33. The use according to any one of claims 30 to 31, wherein the polynucleotide that can hybridize has at least 15 base lengths.

34. Use of an antibody against an Msx1 protein or an Msx2 protein, or a part thereof, for the detection or selection of a dopaminergic neuron proliferative progenitor cell.
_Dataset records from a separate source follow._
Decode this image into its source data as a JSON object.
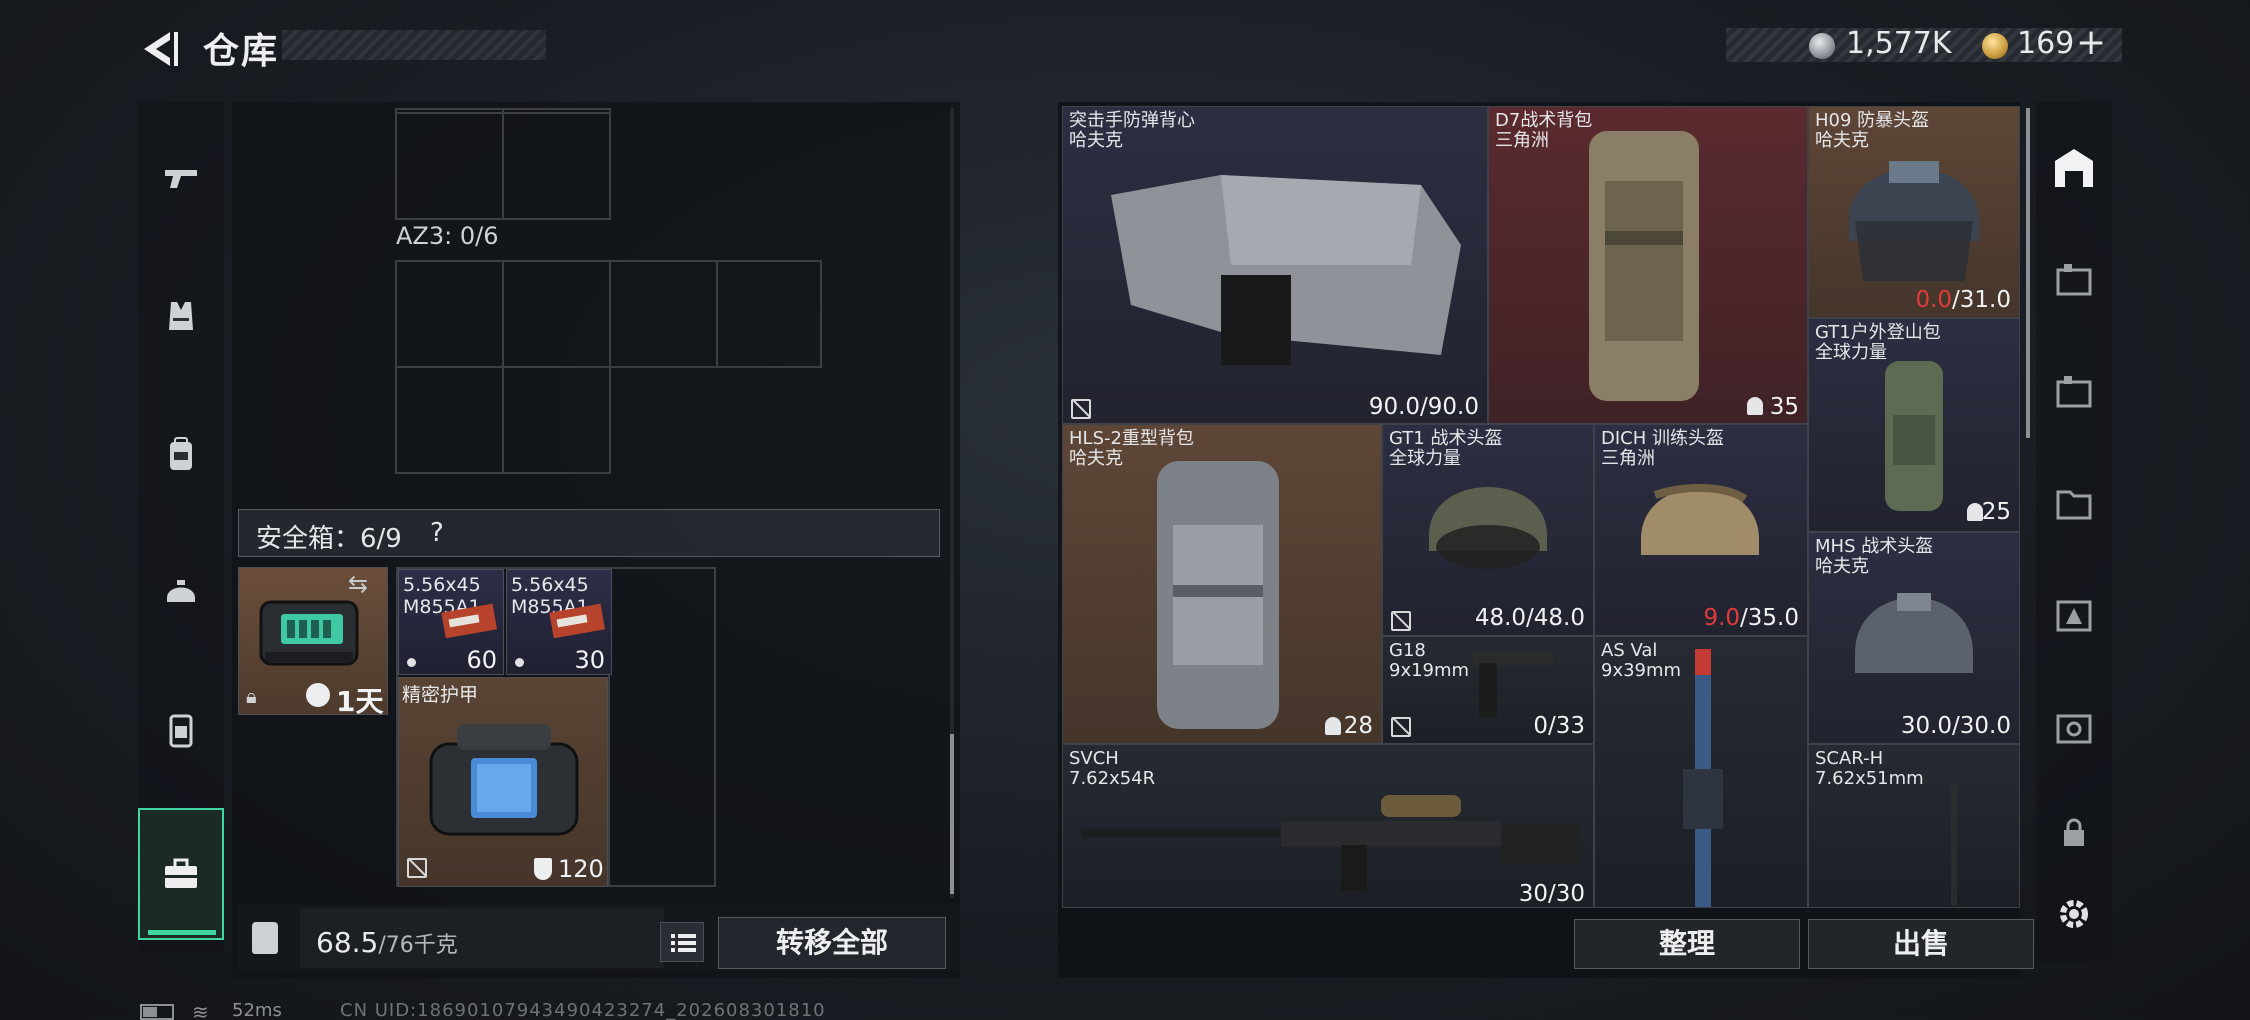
{
  "header": {
    "title": "仓库"
  },
  "currency": {
    "silver": "1,577K",
    "gold": "169",
    "plus": "+"
  },
  "left_nav": {
    "items": [
      "weapon-icon",
      "vest-icon",
      "backpack-icon",
      "helmet-icon",
      "container-icon",
      "safebox-icon"
    ],
    "active": "safebox-icon"
  },
  "left_panel": {
    "az3_label": "AZ3: 0/6",
    "safebox": {
      "label": "安全箱：6/9",
      "help": "?"
    },
    "device": {
      "time": "1天"
    },
    "ammo": [
      {
        "line1": "5.56x45",
        "line2": "M855A1",
        "count": "60"
      },
      {
        "line1": "5.56x45",
        "line2": "M855A1",
        "count": "30"
      }
    ],
    "armor": {
      "name": "精密护甲",
      "value": "120"
    },
    "weight": {
      "value": "68.5",
      "capacity": "/76千克"
    },
    "transfer_label": "转移全部"
  },
  "stash": {
    "items": [
      {
        "name": "突击手防弹背心",
        "brand": "哈夫克",
        "value": "90.0/90.0"
      },
      {
        "name": "D7战术背包",
        "brand": "三角洲",
        "value": "35"
      },
      {
        "name": "H09 防暴头盔",
        "brand": "哈夫克",
        "value_red": "0.0",
        "value_rest": "/31.0"
      },
      {
        "name": "GT1户外登山包",
        "brand": "全球力量",
        "value": "25"
      },
      {
        "name": "HLS-2重型背包",
        "brand": "哈夫克",
        "value": "28"
      },
      {
        "name": "GT1 战术头盔",
        "brand": "全球力量",
        "value": "48.0/48.0"
      },
      {
        "name": "DICH 训练头盔",
        "brand": "三角洲",
        "value_red": "9.0",
        "value_rest": "/35.0"
      },
      {
        "name": "MHS 战术头盔",
        "brand": "哈夫克",
        "value": "30.0/30.0"
      },
      {
        "name": "G18",
        "brand": "9x19mm",
        "value": "0/33"
      },
      {
        "name": "AS Val",
        "brand": "9x39mm",
        "value": ""
      },
      {
        "name": "SVCH",
        "brand": "7.62x54R",
        "value": "30/30"
      },
      {
        "name": "SCAR-H",
        "brand": "7.62x51mm",
        "value": ""
      }
    ],
    "sort_label": "整理",
    "sell_label": "出售"
  },
  "status": {
    "ping": "52ms",
    "uid": "CN UID:18690107943490423274_202608301810"
  }
}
35. The use according to claim 34, wherein the Msx1 protein or the Msx2 protein, or a part thereof is a protein comprising at least 6 amino acid residues or all of an amino acid sequence selected from the group consisting of amino acids 1-143 and 242-297 of SEQ ID NO:2, amino acids 1-216 and 315-370 of SEQ ID NO:4, amino acids 1-143 and 242-297 of SEQ ID NO:6, amino acids 1-149 and 248-299 of SEQ ID NO:8, amino acids 1-143 and 242-297 of SEQ ID NO:10, amino acids 1-149 and 248-303 of SEQ ID NO:12, amino acids 1-143 and 242-323 of SEQ ID NO:14, amino acids 1-143 and 242-297 of SEQ ID NO:18, amino acids 1-143 and 242-297 of SEQ ID NO:20, amino acids 1-472 and 571-634 of SEQ ID NO:22, amino acids 1-208 and 298-353 of SEQ ID NO:24, amino acids 1-143 and 242-297 of SEQ ID NO:26, amino acids 1-138 and 237-288 of SEQ ID NO:28, amino acids 1-100 and 199-242 of SEQ ID NO:30, amino acids 1-120 and 218-267 of SEQ ID NO:32, amino acids 1-120 and 218-268 of SEQ ID NO:34, amino acids 1-120 and 219-267 of SEQ ID NO:36, amino acids 1-120 and 219-267 of SEQ ID NO:38, amino acids 1-120 and 219-267 of SEQ ID NO:40, amino acids 1-120 and 219-267 of SEQ ID NO:42, amino acids 1-120 and 219-267 of SEQ ID NO:44, amino acids 1-120 and 219-267 of SEQ ID NO:46, amino acids 1-120 and 219-267 of SEQ ID NO:48, amino acids 1-119 and 218-266 of SEQ ID NO:50, amino acids 1-121 and 220-268 of SEQ ID NO:52, amino acids 1-121 and 220-269 of SEQ ID NO:54, amino acids 1-9 and 99-139 of SEQ ID NO:56, amino acids 1-9 and 99-139 of SEQ ID NO:58, amino acids 1-466 and 527-576 of SEQ ID NO:60, amino acids 1-120 and 219-267 of SEQ ID NO:62, amino acids 1-120 and 219-267 of SEQ ID NO:64, amino acids 1-120 of SEQ ID NO:66, amino acids 1-112 and 211-259 of SEQ ID NO:68, and amino acids 1-112 and 211-259 of SEQ ID NO:70.